Engraved frontispiece plate depicting the church (now cathedral) of St John in Belize. Also showing title page on right.The church (now cathedral) of St John in Belize.A British colony until 1981, the now independent nation of Belize (formerly British Honduras) is the only country in Central America where English is the official language. The British presence there dates back to the 17th century, when British sailors from Jamaica began to set up seasonal logging camps on the Belize river, attracted by the area's extensive forests of mahogany trees (mahogany was much in demand for shipbuilding).

These seasonal camps later became permanent settlements, inhabited largely by Scottish emigrants and African slaves. The area was formally part of the Spanish empire, but the British settlers refused to acknowledge Spain's authority and the Spaniards made various unsuccessful attempts to expel them.

By the late 18th century the Bay of Honduras and its exports of timber had become important enough to Britain for the London government to take an interest, and in 1784 it assumed de facto sovereignty by appointing a superintendent, an Irish republican named Edward Despard, to govern the settlements. His tenure of this post was brief and undistinguished, ending in dismissal, and he was later hanged in 1803 for attempting to assassinate George III.

His successor, Colonel Peter Hunter, however, was an energetic officer who immediately set about fortifying the principal settlement, Belize. On 10 September 1798 a British naval force, assisted by many settlers and slaves, inflicted an emphatic defeat on a Spanish fleet at the Battle of St George's Caye, and Spain made no further attempts to gain control of the British settlements.

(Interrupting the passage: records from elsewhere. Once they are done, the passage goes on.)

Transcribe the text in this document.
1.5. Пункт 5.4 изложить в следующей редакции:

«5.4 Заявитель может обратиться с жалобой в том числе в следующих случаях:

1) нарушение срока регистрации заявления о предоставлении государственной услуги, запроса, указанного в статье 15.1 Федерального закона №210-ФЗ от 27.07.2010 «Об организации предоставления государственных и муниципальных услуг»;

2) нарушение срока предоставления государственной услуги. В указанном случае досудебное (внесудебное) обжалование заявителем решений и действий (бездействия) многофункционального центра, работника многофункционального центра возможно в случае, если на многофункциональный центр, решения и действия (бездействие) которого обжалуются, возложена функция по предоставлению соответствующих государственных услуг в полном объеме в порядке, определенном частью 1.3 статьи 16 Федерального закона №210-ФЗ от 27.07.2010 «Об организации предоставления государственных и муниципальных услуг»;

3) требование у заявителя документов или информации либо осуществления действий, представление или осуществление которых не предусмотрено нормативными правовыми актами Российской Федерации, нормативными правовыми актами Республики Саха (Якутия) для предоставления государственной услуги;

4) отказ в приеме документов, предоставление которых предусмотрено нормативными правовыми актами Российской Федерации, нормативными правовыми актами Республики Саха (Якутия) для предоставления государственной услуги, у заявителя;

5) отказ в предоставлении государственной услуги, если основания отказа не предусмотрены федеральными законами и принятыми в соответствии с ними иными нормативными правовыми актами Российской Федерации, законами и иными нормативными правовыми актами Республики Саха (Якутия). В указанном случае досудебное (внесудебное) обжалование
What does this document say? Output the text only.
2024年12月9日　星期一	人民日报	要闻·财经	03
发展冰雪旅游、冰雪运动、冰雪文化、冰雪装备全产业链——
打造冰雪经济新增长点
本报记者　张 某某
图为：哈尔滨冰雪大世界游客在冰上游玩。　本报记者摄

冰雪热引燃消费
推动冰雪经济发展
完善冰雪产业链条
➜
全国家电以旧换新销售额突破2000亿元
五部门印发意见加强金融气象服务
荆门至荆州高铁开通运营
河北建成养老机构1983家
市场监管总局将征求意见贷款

When the rest of Central America broke away from Spanish rule in 1821 Belize entered a period of great prosperity; the new republics were now open for trade and the port of Belize was the conduit through which imported manufactured goods flowed. The settlements now had a functioning administration and, as the pamphlet on display shows, a growing middle class with an interest in good works. The plate shows the church (now cathedral) of St John in Belize, whose construction began in 1812. It is the oldest Anglican church in Central America.